It’s considered to be one of the arts of project management – not a science.
It features prominently in job specifications and advertisements when organisations are looking for project managers.
It basically covers the relationship and communication aspects of projects. There are literally hundreds, if not thousands of references to it across the web and in project management books.
Getting to grips with complex stakeholder management and being a politically savvy project manager is in demand, but what does it all mean?
In this article we look at what organisations are actually looking for when they ask for “stakeholder management skills” and then discuss what it is that you should be displaying to prospective employers to demonstrate your competence – in your CV, the interview and also on the job.
With stakeholder management being all about identifying and then understanding the motivations and behaviours of anyone who can affect what you’re trying to achieve on a project; then developing relevant strategies to influence outcomes – it’s no surprise that stakeholder management is one of the top “soft” skills a project manager can have.
For a reference point I started with a quick search of a handful of current job specifications where stakeholder management is referred to and not unexpectedly it shows up in many different shapes and sizes as can be seen in the list below (the number in brackets is where it ranked in the overall importance of the project manager’s roles and responsibilities);
- Manage the expectations of stakeholders throughout the lifecycle of the project.(1)
- Experience of dealing with multiple stakeholders (2)
- Be politically savvy (2)
- Ensure that information systems are put in place to meet the information requirements of all stakeholders (5)
- Coordinate effective communication among teams and stakeholders (6)
- Produce stakeholder analysis (4)
So what are organisations looking for when they ask for “stakeholder management skills”?
Organisations are looking for project managers who can understand and act on;
- Who their stakeholders are (upwards, outwards and sideways)
- The success criteria for the project and how much of this is dependent on the stakeholders
- How many interested parties have to be considered (usually more than one, sometimes running into the 100’s, if not 1000’s)
- What drives stakeholders (sometimes they don’t know themselves)
- What power do stakeholders have? What influence can/do they exert?
- Are there conflicting interests amongst the stakeholders
- The need to know when and how to adopt new strategies
- The actions that are needed from stakeholders and how those actions will ultimately affect the outcome of the project.
There are tools and processes available for any project manager getting to grips with stakeholder management on their projects (stakeholder identification, analysis and perception matrices, power models, stakeholder maps, RACI etc ); an understanding and experience of using them can be clearly used on a CV and talked about during an interview.
Tool use alone does not tell us enough about your behavioural skills. It is these behavioural skills that make a real difference in stakeholder management, skills such as influencing; understanding behavioural traits of others; managing conflict; relationship management and negotiation. All of these behavioural skills need to be clearly conveyed in conjunction with the tools and processes you use.

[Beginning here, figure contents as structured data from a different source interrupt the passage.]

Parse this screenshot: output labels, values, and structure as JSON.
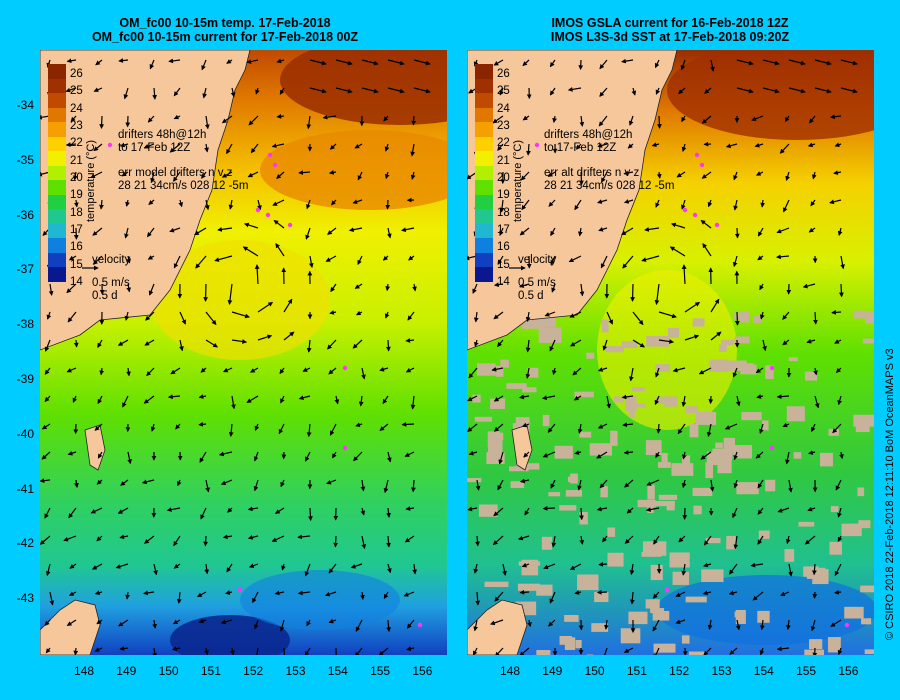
{
  "panels": [
    {
      "title_line1": "OM_fc00 10-15m temp. 17-Feb-2018",
      "title_line2": "OM_fc00 10-15m current for 17-Feb-2018 00Z",
      "drifters_line1": "drifters 48h@12h",
      "drifters_line2": "to 17-Feb 12Z",
      "err_line1": "err model drifters n v z",
      "err_line2": "28 21 34cm/s 028 12 -5m"
    },
    {
      "title_line1": "IMOS GSLA current for 16-Feb-2018 12Z",
      "title_line2": "IMOS L3S-3d SST at 17-Feb-2018 09:20Z",
      "drifters_line1": "drifters 48h@12h",
      "drifters_line2": "to 17-Feb 12Z",
      "err_line1": "err alt drifters n v z",
      "err_line2": "28 21 34cm/s 028 12 -5m"
    }
  ],
  "velocity": {
    "label": "velocity",
    "speed": "0.5 m/s",
    "duration": "0.5 d"
  },
  "colorbar": {
    "title": "temperature (°C)",
    "ticks": [
      "26",
      "25",
      "24",
      "23",
      "22",
      "21",
      "20",
      "19",
      "18",
      "17",
      "16",
      "15",
      "14"
    ],
    "colors": [
      "#8b2500",
      "#a03000",
      "#c04a00",
      "#e07800",
      "#f5a000",
      "#ffd000",
      "#f0f000",
      "#b0f000",
      "#60e000",
      "#20d040",
      "#20c890",
      "#20b8d0",
      "#1080e0",
      "#1040c0",
      "#0a1890"
    ]
  },
  "axes": {
    "lat_ticks": [
      "-34",
      "-35",
      "-36",
      "-37",
      "-38",
      "-39",
      "-40",
      "-41",
      "-42",
      "-43"
    ],
    "lon_ticks": [
      "148",
      "149",
      "150",
      "151",
      "152",
      "153",
      "154",
      "155",
      "156"
    ]
  },
  "credit": "© CSIRO 2018   22-Feb-2018 12:11:10 BoM OceanMAPS v3",
  "colors": {
    "background": "#00ccff",
    "land": "#f6c79a",
    "cloud": "#c8b29a",
    "drifter": "#ff33ff"
  }
}
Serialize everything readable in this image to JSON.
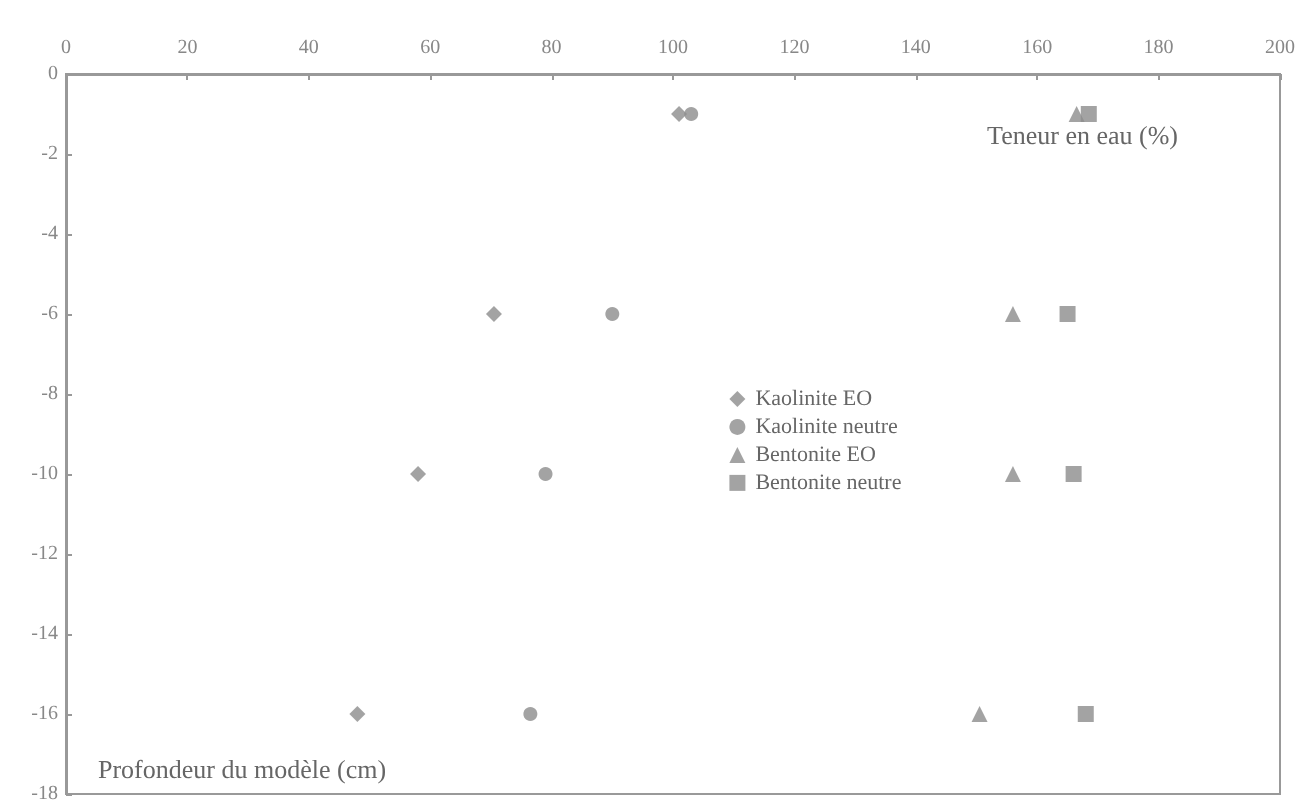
{
  "chart_data": {
    "type": "scatter",
    "xlabel": "Teneur en eau (%)",
    "ylabel": "Profondeur du modèle (cm)",
    "xlim": [
      0,
      200
    ],
    "xticks": [
      0,
      20,
      40,
      60,
      80,
      100,
      120,
      140,
      160,
      180,
      200
    ],
    "ylim": [
      -18,
      0
    ],
    "yticks": [
      -18,
      -16,
      -14,
      -12,
      -10,
      -8,
      -6,
      -4,
      -2,
      0
    ],
    "grid": false,
    "legend": "center",
    "series": [
      {
        "name": "Kaolinite EO",
        "color": "#8c8c8c",
        "marker": "diamond",
        "x": [
          101,
          70.5,
          58,
          48
        ],
        "values": [
          -1,
          -6,
          -10,
          -16
        ]
      },
      {
        "name": "Kaolinite neutre",
        "color": "#8c8c8c",
        "marker": "circle",
        "x": [
          103,
          90,
          79,
          76.5
        ],
        "values": [
          -1,
          -6,
          -10,
          -16
        ]
      },
      {
        "name": "Bentonite EO",
        "color": "#8c8c8c",
        "marker": "triangle",
        "x": [
          166.5,
          156,
          156,
          150.5
        ],
        "values": [
          -1,
          -6,
          -10,
          -16
        ]
      },
      {
        "name": "Bentonite neutre",
        "color": "#8c8c8c",
        "marker": "square",
        "x": [
          168.5,
          165,
          166,
          168
        ],
        "values": [
          -1,
          -6,
          -10,
          -16
        ]
      }
    ]
  }
}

Stakeholder Management in Interviews
Consider for a moment an interview question based on one of the roles and responsibilities highlighted above; “How do you manage multiple stakeholders?”
The question can be answered from the initial standpoint of understanding who the stakeholders are and establishing just how many make up the “multiple”.
What behavioural competences do you think you need to demonstrate in this initial step of stakeholder management? An answer which includes communications (including listening skills), relationship building and decision-making perhaps?
Moving on to profile who the stakeholders are; how they influence the project and what drives them: competences such as influencing, communication, relationship management, conflict management and social networking all features heavily.
The interview answer can continue to cover specific examples, changes in management throughout the lifecycle, specific processes or tools that you use to support yourself in effective stakeholder management. And that’s really the key to successfully talking about your stakeholder management skills at an interview; making it clear that the tools and processes support your behavioural skills, leadership abilities and personal qualities.
Concentrating on talking about your behavioural skills of influencing, negotiation, communication, conflicts, relationship management etc are what the organisation wants and needs to hear.
Mastering the behavioural competences of project management is something that all project management professionals strive for; mastering the so-called “soft skills” is often the difference between a successful and unsuccessful project.
In continuing to perfect their craft, project management professionals also need ensure that they become much better at talking about and conveying the behavioural elements of their roles. It is the exceptional behavioural skills of a project manager and how they choose to demonstrate these skills, not just in stakeholder management but also in other areas of project control, that help them stand out from the crowd. Ultimately it is these skills that make a project manager very marketable and in demand by organisations looking for the right talent for their projects.